Other graduate schools are also expecting increases in applicants. There were 28,939 law school admission tests administered in June, up 15.3 percent from a year ago, said the Law School Admission Council, a group of 212 law schools.
Some people in finance jobs have left for degrees in other fields. Also a factor for students to consider this year: The credit crunch has roiled the market for student loans. In the past year, 144 education lenders have suspended private and federal loans, says Mark Kantrowitz, publisher of FinAid.org.
Still, Kantrowitz says business-school students should be able to find loans. For lenders, "graduate student loans are the most profitable because the loan balances are the highest," he says.

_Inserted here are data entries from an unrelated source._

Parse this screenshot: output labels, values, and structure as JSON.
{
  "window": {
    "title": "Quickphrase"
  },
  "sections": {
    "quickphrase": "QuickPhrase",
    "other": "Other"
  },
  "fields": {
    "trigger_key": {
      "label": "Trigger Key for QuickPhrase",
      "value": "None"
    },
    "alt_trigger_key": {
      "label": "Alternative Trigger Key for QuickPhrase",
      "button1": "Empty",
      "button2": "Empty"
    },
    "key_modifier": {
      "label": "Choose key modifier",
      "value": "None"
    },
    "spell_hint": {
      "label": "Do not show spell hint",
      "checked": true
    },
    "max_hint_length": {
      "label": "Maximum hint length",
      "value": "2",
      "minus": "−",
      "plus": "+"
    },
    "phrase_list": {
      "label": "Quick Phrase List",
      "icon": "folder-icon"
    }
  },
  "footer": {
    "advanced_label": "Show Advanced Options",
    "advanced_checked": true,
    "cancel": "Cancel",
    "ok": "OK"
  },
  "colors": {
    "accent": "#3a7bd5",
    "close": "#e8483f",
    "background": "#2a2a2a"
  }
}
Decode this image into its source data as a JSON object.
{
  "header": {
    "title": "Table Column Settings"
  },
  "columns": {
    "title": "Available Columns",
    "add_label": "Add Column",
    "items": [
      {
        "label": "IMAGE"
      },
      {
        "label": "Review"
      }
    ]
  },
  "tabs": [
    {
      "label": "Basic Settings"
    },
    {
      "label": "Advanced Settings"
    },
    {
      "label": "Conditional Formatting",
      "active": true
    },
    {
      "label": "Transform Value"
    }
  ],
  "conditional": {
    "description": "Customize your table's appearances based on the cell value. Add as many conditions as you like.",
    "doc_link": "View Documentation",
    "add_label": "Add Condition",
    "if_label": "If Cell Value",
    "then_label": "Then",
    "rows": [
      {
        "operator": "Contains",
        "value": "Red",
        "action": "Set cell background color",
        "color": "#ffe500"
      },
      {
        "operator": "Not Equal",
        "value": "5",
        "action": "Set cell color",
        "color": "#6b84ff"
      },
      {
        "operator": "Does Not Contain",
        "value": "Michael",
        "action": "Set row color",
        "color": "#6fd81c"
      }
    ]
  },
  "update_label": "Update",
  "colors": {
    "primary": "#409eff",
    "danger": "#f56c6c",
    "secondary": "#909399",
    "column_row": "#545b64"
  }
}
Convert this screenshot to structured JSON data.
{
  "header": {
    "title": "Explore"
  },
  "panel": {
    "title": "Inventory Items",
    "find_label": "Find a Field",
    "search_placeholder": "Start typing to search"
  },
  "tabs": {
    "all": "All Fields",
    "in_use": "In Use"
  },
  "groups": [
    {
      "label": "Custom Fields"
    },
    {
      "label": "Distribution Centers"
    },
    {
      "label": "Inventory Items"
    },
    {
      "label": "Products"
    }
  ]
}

But students may face tighter credit requirements in getting private loans and pay higher interest rates.
MBA applicants will also likely find the competition for spots particularly fierce this year. While the number of applicants is expected to rise, most schools say their number of slots will stay the same. "I'm going to have to work a lot harder to get into the school I want," says Kunal Das, 25, a search media strategist at Microsoft Corp. in New York.
Das is applying to three to five top-tier MBA programs this year. He plans to highlight in his application experience that may help set him apart from financial-services refugees who are applying - namely his two years in advertising at Microsoft and the businesses he launched in college.
Those who applied for business school in response to the 2001 recession caution that applicants should be sure they aren't just doing it because of job-market conditions.
"This is an investment," says Colin Gallagher, who was laid off from a start-up in late 2001 and attended an accelerated part-time MBA program at Northeastern University in Boston. "It's a lot of money and a lot of work."
Things worked out in his favor, he says. In 2004, he found a job through a classmate as a product manager at EMC Corp. "If you've thought about going to business school, and you've put it off because you don't have the time or energy, now is a good time to go," Gallagher says.